The residential housing market value in Australia has reached an estimated $9.1 trillion, gaining $1 trillion in just 5 months, but where are these figures coming from? Property prices?

From the year ending to August 2021 there were almost 598,000 house and unit sales across Australia according to Corelogic. The volume of sales throughout the year influences property prices

As you can see from the information, New South Wales leads the country in annual sales. A key statistic to derive is the percentage of annual sales turnover in Australia being 5.6% with a 20-year term average of 5.4%. This means that the property price results of just 5.6% of properties are determining the value of the other 94.6% of properties. The market conditions that are influencing the property prices of just 5.4% of properties dictate the perceived value of the entire residential market.

Property as an asset class

Unlike other markets such as shares or bonds, no two properties are the same. The real estate market is illiquid, has low volatility, low turnover. Generally, ownership is isolated to one property per household. There is an emotional connection between the owner and the asset. Yet the valuation and the way it is treated as an asset type that is liquid, highly volatile, and high turnover has distorted the perception of the residential market.

If you buy a single share of CBA it is the exact same as the other 1.69 billion shares. Then I sell it tomorrow but then decide to buy it back the day after, It will be exactly like the share I previously own. If I buy shares, I pay a small flat brokerage fee, whether I buy 1 or 1,000. I decide to sell my shares it can happen in a split second. If I own shares, I cannot live in those shares. I can’t store all my belongings in those shares. If I own those shares for 20 years, I will not reflect on the memories of receiving dividend payments. The asset types are completely different.

The reality of buying and selling property

The market conditions have skewed perceptions of the value of their own assets. Like a ratchet, these perceptions only really move one way. Once a property in your street sells for a great price, inevitably you would not sell for anything less even if this result was an outlier, and why should you?

If you own your home outright or comfortably pay your mortgage month after month. Why would you settle for less? There is no external factor placing pressure to sell. In fact, I believe the pressure not to sell is much higher which helps reinforces a higher price that is required to convince you to move. If you sell your home you would have to undertake the endeavour to find another home. Without savings, you are already looking for properties that are below what you sold your property for as you need to factor in stamp duty. For a property that sold for $3 million, it carries a stamp duty of circa $150,000. You would have to start looking for a property at $2,850,000. Why would you sell only to settle for a property price for something that is less?

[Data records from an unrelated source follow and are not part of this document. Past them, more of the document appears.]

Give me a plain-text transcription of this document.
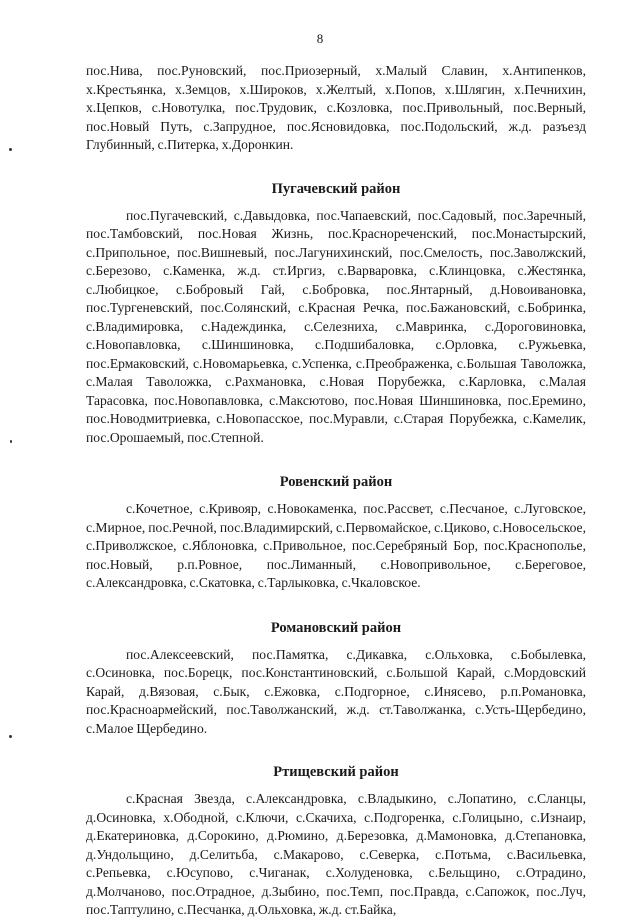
8

пос.Нива, пос.Руновский, пос.Приозерный, х.Малый Славин, х.Антипенков, х.Крестьянка, х.Земцов, х.Широков, х.Желтый, х.Попов, х.Шлягин, х.Печнихин, х.Цепков, с.Новотулка, пос.Трудовик, с.Козловка, пос.Привольный, пос.Верный, пос.Новый Путь, с.Запрудное, пос.Ясновидовка, пос.Подольский, ж.д. разъезд Глубинный, с.Питерка, х.Доронкин.

Пугачевский район

пос.Пугачевский, с.Давыдовка, пос.Чапаевский, пос.Садовый, пос.Заречный, пос.Тамбовский, пос.Новая Жизнь, пос.Краснореченский, пос.Монастырский, с.Припольное, пос.Вишневый, пос.Лагунихинский, пос.Смелость, пос.Заволжский, с.Березово, с.Каменка, ж.д. ст.Иргиз, с.Варваровка, с.Клинцовка, с.Жестянка, с.Любицкое, с.Бобровый Гай, с.Бобровка, пос.Янтарный, д.Новоивановка, пос.Тургеневский, пос.Солянский, с.Красная Речка, пос.Бажановский, с.Бобринка, с.Владимировка, с.Надеждинка, с.Селезниха, с.Мавринка, с.Дороговиновка, с.Новопавловка, с.Шиншиновка, с.Подшибаловка, с.Орловка, с.Ружьевка, пос.Ермаковский, с.Новомарьевка, с.Успенка, с.Преображенка, с.Большая Таволожка, с.Малая Таволожка, с.Рахмановка, с.Новая Порубежка, с.Карловка, с.Малая Тарасовка, пос.Новопавловка, с.Максютово, пос.Новая Шиншиновка, пос.Еремино, пос.Новодмитриевка, с.Новопасское, пос.Муравли, с.Старая Порубежка, с.Камелик, пос.Орошаемый, пос.Степной.

Ровенский район

с.Кочетное, с.Кривояр, с.Новокаменка, пос.Рассвет, с.Песчаное, с.Луговское, с.Мирное, пос.Речной, пос.Владимирский, с.Первомайское, с.Циково, с.Новосельское, с.Приволжское, с.Яблоновка, с.Привольное, пос.Серебряный Бор, пос.Краснополье, пос.Новый, р.п.Ровное, пос.Лиманный, с.Новопривольное, с.Береговое, с.Александровка, с.Скатовка, с.Тарлыковка, с.Чкаловское.

Романовский район

пос.Алексеевский, пос.Памятка, с.Дикавка, с.Ольховка, с.Бобылевка, с.Осиновка, пос.Борецк, пос.Константиновский, с.Большой Карай, с.Мордовский Карай, д.Вязовая, с.Бык, с.Ежовка, с.Подгорное, с.Инясево, р.п.Романовка, пос.Красноармейский, пос.Таволжанский, ж.д. ст.Таволжанка, с.Усть-Щербедино, с.Малое Щербедино.

Ртищевский район

с.Красная Звезда, с.Александровка, с.Владыкино, с.Лопатино, с.Сланцы, д.Осиновка, х.Ободной, с.Ключи, с.Скачиха, с.Подгоренка, с.Голицыно, с.Изнаир, д.Екатериновка, д.Сорокино, д.Рюмино, д.Березовка, д.Мамоновка, д.Степановка, д.Ундольщино, д.Селитьба, с.Макарово, с.Северка, с.Потьма, с.Васильевка, с.Репьевка, с.Юсупово, с.Чиганак, с.Холуденовка, с.Бельщино, с.Отрадино, д.Молчаново, пос.Отрадное, д.Зыбино, пос.Темп, пос.Правда, с.Сапожок, пос.Луч, пос.Таптулино, с.Песчанка, д.Ольховка, ж.д. ст.Байка,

Of course, you could always take out a loan. However, now you’ll find yourself in a situation where before you were debt-free and king or queen of your castle to now. Competing for homes with other buyers and taking on another mortgage. In order to afford the property upgrade that you are now re-thinking that you needed. Now do people who own shares or bonds have the same feelings and problems when selling their assets? I doubt it.

The media and people’s expectations on property prices

The media perpetuates market conditions through its narrative of an unstoppable market with strong property prices forever. As no one will read, or click on a newspaper with the headline “Sydney property sells for the price that everyone expected.” At the same time, no one really wants to read that the market dropped and that their home is worth less than what it was worth one year ago. As they would be more reluctant to spend money if they feel less wealthy. Considering that on average property accounts for 52.9% of Australians’ wealth. The ebbs and flows in the property market really impact the buying and spending habits of Australians and the economy as a whole. This concept is known as the wealth effect.

To conclude, a $9 trillion valuation of the residential market is just a figure based on the market conditions of the previous 12 months. A blanket growth rate that is applied to every home in Australia. Whether it’s a waterfront mansion in Point Piper, or a beach shack in Broome. Both are being treated the same as other asset classes that do not share the same characteristics. In the year ending August 2021, 598,000 (5.6%) property prices each unique to one another are determining the value of 10.7 million households.